Changing the game
When Ferran Adrià was building his reputation as a chef in the 1990s, the culinary world had a clear hierarchy. French cuisine owned the territory of sophistication and technique. Italian cuisine owned authenticity and tradition. For a Spanish chef with ambitions beyond his country's borders, the obvious move was to compete within one of those frames, to be more rigorous than the French or more rooted than the Italians. Adrià did something different. He asked a question that neither frame had room for: what if a meal were a sensorial journey, full of surprise, fun and genuine stimulation, where every dish challenged what the diner thought food could be? That question took him out of the existing competitive space entirely and into territory that nobody else occupied. The diner was no longer a passive receiver of a star chef's culinary prowess. Adrià turned them into an explorer, someone who reconnected with the hidden possibilities of ingredients, who played along with the chef in a spirit of amusement and awe. elBulli became the most influential restaurant in the world, and Adrià became a reference not just for chefs but for anyone thinking seriously about creativity and innovation.
Choosing a transformative value proposition is a decision with strategic consequences that reach into every dimension of how a personal brand operates.

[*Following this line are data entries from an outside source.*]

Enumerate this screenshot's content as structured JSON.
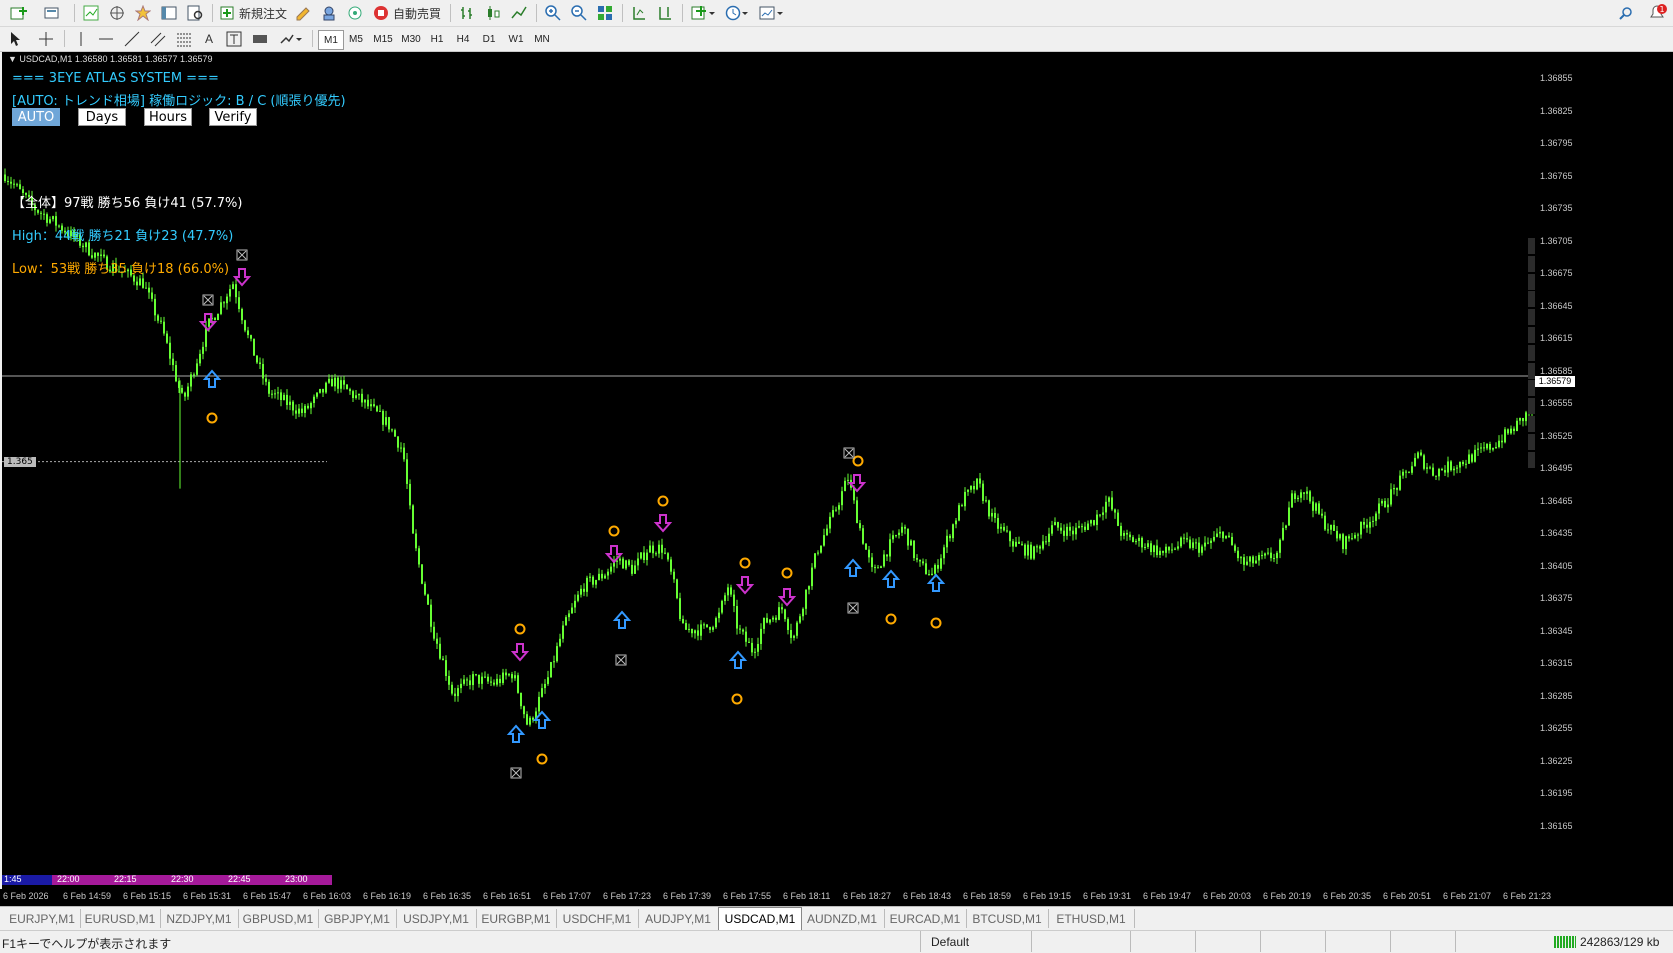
{
  "toolbar": {
    "new_order": "新規注文",
    "auto_trading": "自動売買",
    "timeframes": [
      "M1",
      "M5",
      "M15",
      "M30",
      "H1",
      "H4",
      "D1",
      "W1",
      "MN"
    ]
  },
  "chart": {
    "header": "USDCAD,M1  1.36580 1.36581 1.36577 1.36579",
    "system_title": "=== 3EYE ATLAS SYSTEM ===",
    "mode_line": "[AUTO: トレンド相場] 稼働ロジック: B / C (順張り優先)",
    "buttons": [
      "AUTO",
      "Days",
      "Hours",
      "Verify"
    ],
    "stats_all": "【全体】97戦 勝ち56 負け41 (57.7%)",
    "stats_high": "High：44戦 勝ち21 負け23 (47.7%)",
    "stats_low": "Low：53戦 勝ち35 負け18 (66.0%)",
    "hline_label": "1.365",
    "current_price": "1.36579",
    "symbols": [
      "EURJPY",
      "EURUSD",
      "NZDJPY",
      "GBPUSD",
      "GBPJPY",
      "USDJPY",
      "EURGBP",
      "USDCHF",
      "AUDJPY",
      "USDCAD",
      "AUDNZD",
      "EURCAD",
      "BTCUSD"
    ],
    "active_symbol": "USDCAD",
    "tf_buttons": [
      "MN",
      "W1",
      "D1",
      "H4",
      "H1",
      "30",
      "15",
      "M5",
      "M1"
    ],
    "active_tf": "M1",
    "price_axis": [
      "1.36855",
      "1.36825",
      "1.36795",
      "1.36765",
      "1.36735",
      "1.36705",
      "1.36675",
      "1.36645",
      "1.36615",
      "1.36585",
      "1.36555",
      "1.36525",
      "1.36495",
      "1.36465",
      "1.36435",
      "1.36405",
      "1.36375",
      "1.36345",
      "1.36315",
      "1.36285",
      "1.36255",
      "1.36225",
      "1.36195",
      "1.36165"
    ],
    "time_axis": [
      "6 Feb 2026",
      "6 Feb 14:59",
      "6 Feb 15:15",
      "6 Feb 15:31",
      "6 Feb 15:47",
      "6 Feb 16:03",
      "6 Feb 16:19",
      "6 Feb 16:35",
      "6 Feb 16:51",
      "6 Feb 17:07",
      "6 Feb 17:23",
      "6 Feb 17:39",
      "6 Feb 17:55",
      "6 Feb 18:11",
      "6 Feb 18:27",
      "6 Feb 18:43",
      "6 Feb 18:59",
      "6 Feb 19:15",
      "6 Feb 19:31",
      "6 Feb 19:47",
      "6 Feb 20:03",
      "6 Feb 20:19",
      "6 Feb 20:35",
      "6 Feb 20:51",
      "6 Feb 21:07",
      "6 Feb 21:23"
    ],
    "session_bar": [
      "1:45",
      "22:00",
      "22:15",
      "22:30",
      "22:45",
      "23:00"
    ],
    "colors": {
      "bull": "#66ff33",
      "down_arrow": "#cc33cc",
      "up_arrow": "#3399ff",
      "circle": "#ffaa00",
      "active_red": "#ff3333"
    }
  },
  "tabs": [
    "EURJPY,M1",
    "EURUSD,M1",
    "NZDJPY,M1",
    "GBPUSD,M1",
    "GBPJPY,M1",
    "USDJPY,M1",
    "EURGBP,M1",
    "USDCHF,M1",
    "AUDJPY,M1",
    "USDCAD,M1",
    "AUDNZD,M1",
    "EURCAD,M1",
    "BTCUSD,M1",
    "ETHUSD,M1"
  ],
  "active_tab": "USDCAD,M1",
  "status": {
    "help": "F1キーでヘルプが表示されます",
    "profile": "Default",
    "traffic": "242863/129 kb"
  }
}
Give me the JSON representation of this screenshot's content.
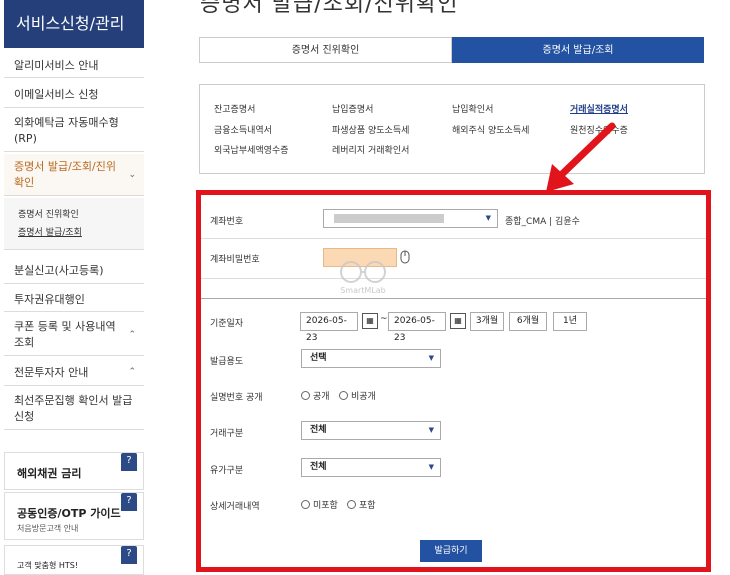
{
  "page": {
    "title": "증명서 발급/조회/진위확인"
  },
  "sidebar": {
    "header": "서비스신청/관리",
    "items": [
      {
        "label": "알리미서비스 안내"
      },
      {
        "label": "이메일서비스 신청"
      },
      {
        "label": "외화예탁금 자동매수형(RP)"
      },
      {
        "label": "증명서 발급/조회/진위 확인"
      },
      {
        "label": "분실신고(사고등록)"
      },
      {
        "label": "투자권유대행인"
      },
      {
        "label": "쿠폰 등록 및 사용내역 조회"
      },
      {
        "label": "전문투자자 안내"
      },
      {
        "label": "최선주문집행 확인서 발급 신청"
      }
    ],
    "subitems": [
      {
        "label": "증명서 진위확인"
      },
      {
        "label": "증명서 발급/조회"
      }
    ],
    "cards": [
      {
        "title": "해외채권 금리",
        "badge": "?"
      },
      {
        "title": "공동인증/OTP 가이드",
        "subtitle": "처음방문고객 안내",
        "badge": "?"
      },
      {
        "title": "고객 맞춤형 HTS!",
        "badge": "?"
      }
    ]
  },
  "tabs": [
    {
      "label": "증명서 진위확인"
    },
    {
      "label": "증명서 발급/조회"
    }
  ],
  "cert_links": [
    {
      "label": "잔고증명서"
    },
    {
      "label": "납입증명서"
    },
    {
      "label": "납입확인서"
    },
    {
      "label": "거래실적증명서"
    },
    {
      "label": "금융소득내역서"
    },
    {
      "label": "파생상품 양도소득세"
    },
    {
      "label": "해외주식 양도소득세"
    },
    {
      "label": "원천징수영수증"
    },
    {
      "label": "외국납부세액영수증"
    },
    {
      "label": "레버리지 거래확인서"
    }
  ],
  "form": {
    "account_label": "계좌번호",
    "account_value": "",
    "account_type": "종합_CMA",
    "account_owner": "김윤수",
    "password_label": "계좌비밀번호",
    "base_date_label": "기준일자",
    "date_from": "2026-05-23",
    "date_sep": "~",
    "date_to": "2026-05-23",
    "period_buttons": [
      "3개월",
      "6개월",
      "1년"
    ],
    "purpose_label": "발급용도",
    "purpose_value": "선택",
    "realname_label": "실명번호 공개",
    "realname_options": [
      "공개",
      "비공개"
    ],
    "trade_type_label": "거래구분",
    "trade_type_value": "전체",
    "security_type_label": "유가구분",
    "security_type_value": "전체",
    "detail_label": "상세거래내역",
    "detail_options": [
      "미포함",
      "포함"
    ],
    "submit_label": "발급하기"
  },
  "watermark": {
    "text": "SmartMLab"
  },
  "colors": {
    "navy": "#243f7a",
    "tab_active": "#2352a2",
    "highlight_red": "#e0141a",
    "active_orange": "#b96a1f"
  }
}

Finding the right transformation
To be able to work at the level of transformation, we have to ask deeper questions and we have to look at more essential aspects of the relation we establish with our public. When we are looking at the problems we resolve, we can go further and ask what is the fundamental nature of the pain of our clients. For instance, the financial adviser who sells pension funds, can go beyond the need of her clients for planning life after work. She can dig into identity projection and identity building, she can factor in uncertainty and fear, and she can also consider the social context in which her clients live. These are all elements that work at the subconscious level and contribute to forming the sense of self of her clients: who they are. If she has an understanding of these dimensions, she can offer a proposal that is identitary, she can help her clients access a new territory, evolve, and ultimately transform their lives in directions that are desirable. The fundamental move here is a creative imagination of the future and the underlying question is one that innovators love: "what if".
Ferran Adrià started with a tension he observed in haute cuisine: the most celebrated restaurants in the world were producing food of extraordinary technical quality, and diners were impressed, but rarely surprised. The sensory and intellectual potential of a meal was largely unexplored. The "what if" question followed naturally: what if a diner left a restaurant having experienced something that changed how they thought about food, creativity, even reality itself?
Once that question is clear, the competitive landscape changes. While the competition was operating at the benefit and experience levels, delivering excellence within established culinary traditions, Adrià spotted a new possibility that changed the nature of the dining experience. Reading the context added a further signal: the 1990s were a moment of significant cultural openness to experimentation across the arts, design and gastronomy. The conditions were right for a chef willing to make a radical move.
The identity of your client
When a personal brand addresses the deepest pain of its client and works with them towards a transformation, it is almost always working at the level of identity. The client is trying to become something, and the personal brand becomes a partner in that process. Russell Belk's research on the extended self showed that people incorporate into their sense of who they are the things and relationships that matter to them most deeply. A personal brand operating at the transformation level becomes part of how its public understands their own possibilities.
Susan Fournier's work on brand relationships gives this a practical dimension. Fournier demonstrated that people form genuine relational bonds with brands, bonds that have duration, emotional investment and a sense of mutual commitment. When a personal brand touches the identity of its client, the relationship it produces is qualitatively different from a service relationship. Roberto Otamendi is a former executive and board chairman who has built his personal brand around helping CEOs redesign their strategic agenda and recover their capacity to concentrate on what matters. He is retained because the CEOs who work with him come to see their role differently, and that shift in self-understanding is something they want to sustain. The relationship endures because it is anchored in identity, not in a deliverable.
A different game entirely
Choosing the transformation level reshapes the entire architecture of a personal brand. Positioning changes, because the relevant competitive space is different and the claim being made is about a different kind of value. The relationship with the public changes, for the reasons Belk and Fournier describe. The narrative changes, because the story a transformation-level personal brand tells is about the change it produces in others. And the promotional logic changes, because the evidence of value at this level is the transformation itself, visible in how clients speak about what they have undergone, in the questions they now ask that they could not have asked before, in the decisions they make that were previously unavailable to them.
Mercè Brey is a consultant and an authority in leadership and equality whose work accompanies women and leaders on their empowerment journey through books, lectures, workshops, mentoring and experiential events in nature. Her positioning is in a space she has largely defined herself, working with women who are ready to occupy their deserved place in organisations and in life with full confidence. Her narrative centres on the women who have gone through her programmes and emerged with a different relationship to their own power. Her promotional strategy is built around letting the 'what if' question emerge in the mind of her public. She publishes content that provokes, offers keynotes that inspires and opens genuine conversations in her one to one interactions.
That is the game Adrià changed in gastronomy, and it is the game available to any personal brand willing to ask the right question about what their public most deeply needs to undergo.